Во Франции автор монографии „Русский роман“ Э. М. де Вогюэ отозвался о романе Достоевского несколько пренебрежительно, заявив, что „мало кому в России хватило терпения, чтобы добраться до конца этой нескончаемой истории“. Несмотря на это, на „Бргтьев Карамазовых“ обратил внимание Леконт де Лиль, который под впечатлением „Легенды о Великом инквизиторе“ создает поэму „Les raisons de saint-père“ („Доводы святого отца“), а «Вилье де Лиль Адан, пораженный тою же главою из „Братьев Карамазовых“, насыщает свою ранее написанную трагедию „Аксель“ при окончательной обработке ее рядом отзвуков монолога Великого инквизитора“.[98]
В середине 1890-х годов с романом знакомится Ш.-Л. Филипп.Отношение к „Карамазовым“ меняется в середине 1910-х годов. А. Жид посвящает „Карамазовым“ восторженную статью, приурочив ее к премьере в парижском Театре искусств спектакля по мотивам романа (1911). Называя последний роман Достоевского его „величайшим творением“, Жид говорит о том, что герои русского писателя обращены к современности: „Нет ничего более постоянно сущего, чем эти потрясающие образы, которые ни разу не изменяют своей настоятельной реальности“.[99]
М. Пруст включил рассуждения об „Идиоте“ и „Карамазовых“ в один из диалогов романа „Пленница“ из цикла „В поисках утраченного времени“: „Я нахожу у Достоевского исключительно глубокие места, — говорит рассказчик, — которые, однако, затрагивают лишь некоторые отдельные стороны человеческой души.
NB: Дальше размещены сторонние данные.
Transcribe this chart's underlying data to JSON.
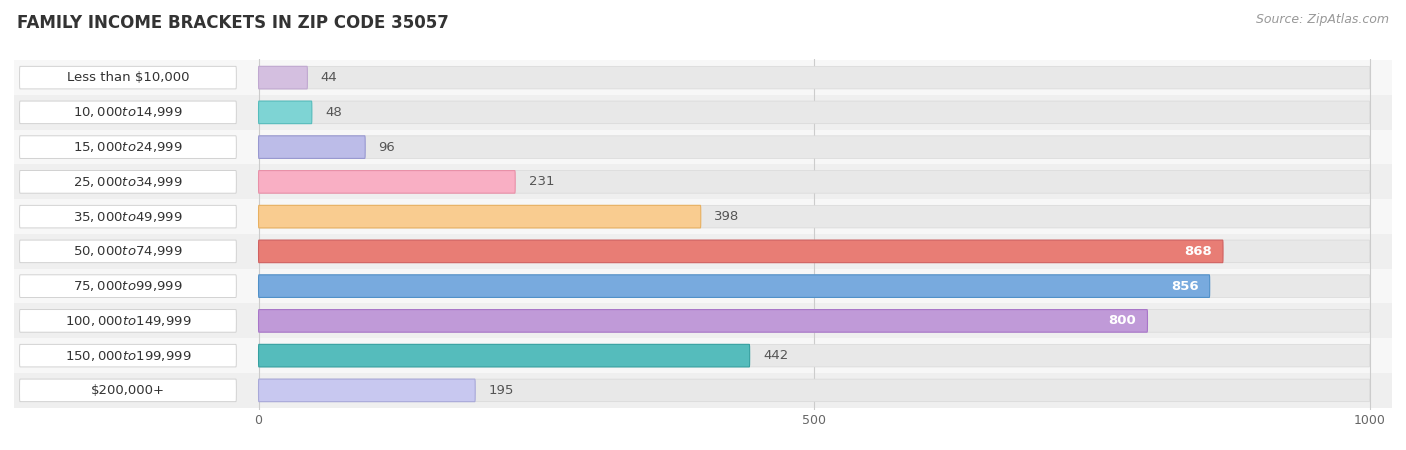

Тем не менее он — великий художник <…> Все эти беспрестанно повторяющиеся шуты, вся эта невероятная вереница Лебедевых, Карамазовых, Иволгиных, Снегиревых составляет более фантастический род человеческий, чем тот, которым населена «Ночная стража“ Рембрандта“.[100]Огромным было влияние „Карамазовых“ на французскую литературу 1920-х годов. Особенно ощутима эта близость в творчестве Ф. Мориака и А. Мальро.
В середине 1930-х годов с „Братьями Карамазовыми“ знакомится А. Камю, особый интерес которого на протяжении всей его жизни вызывал образ Ивана: однажды он даже сыграл роль этого своего любимого героя в спектакле, который поставил в Алжире в 1937 г. В „Мифе о Сизифе" (1942) — трактате на тему о бессмысленности мира, лишенного бога, — Камю несколько раз обращается к анализу „бунта“ Ивана. Он видит главное достоинство Ивана в том, что тот находит в себе мужество, чтобы не отказаться от „силы духа“ ради бессмертия, ибо за это надо платить унижением и свободой.
К аргументации Ивана Камю возвращается и в более поздние годы; так, в его романе „Чума“ (1947) мы находим парафраз карамазовского монолога: „…даже на смертном одре, — восклицает доктор Риэ, потрясенный смертью безвинного ребенка, — я не приму этот мир божий, где истязают детей“.[101]
Позднее в трактате „Человек бунтующий“ (1951) Камю оспаривает принцип „всё позволено“, усматривая в „логике негодования“ Ивана истоки чуждого ему современного нигилизма: „Иван представляет собой образ побежденного бунтаря <…> Бунт разума кончается для него безумием“.[102]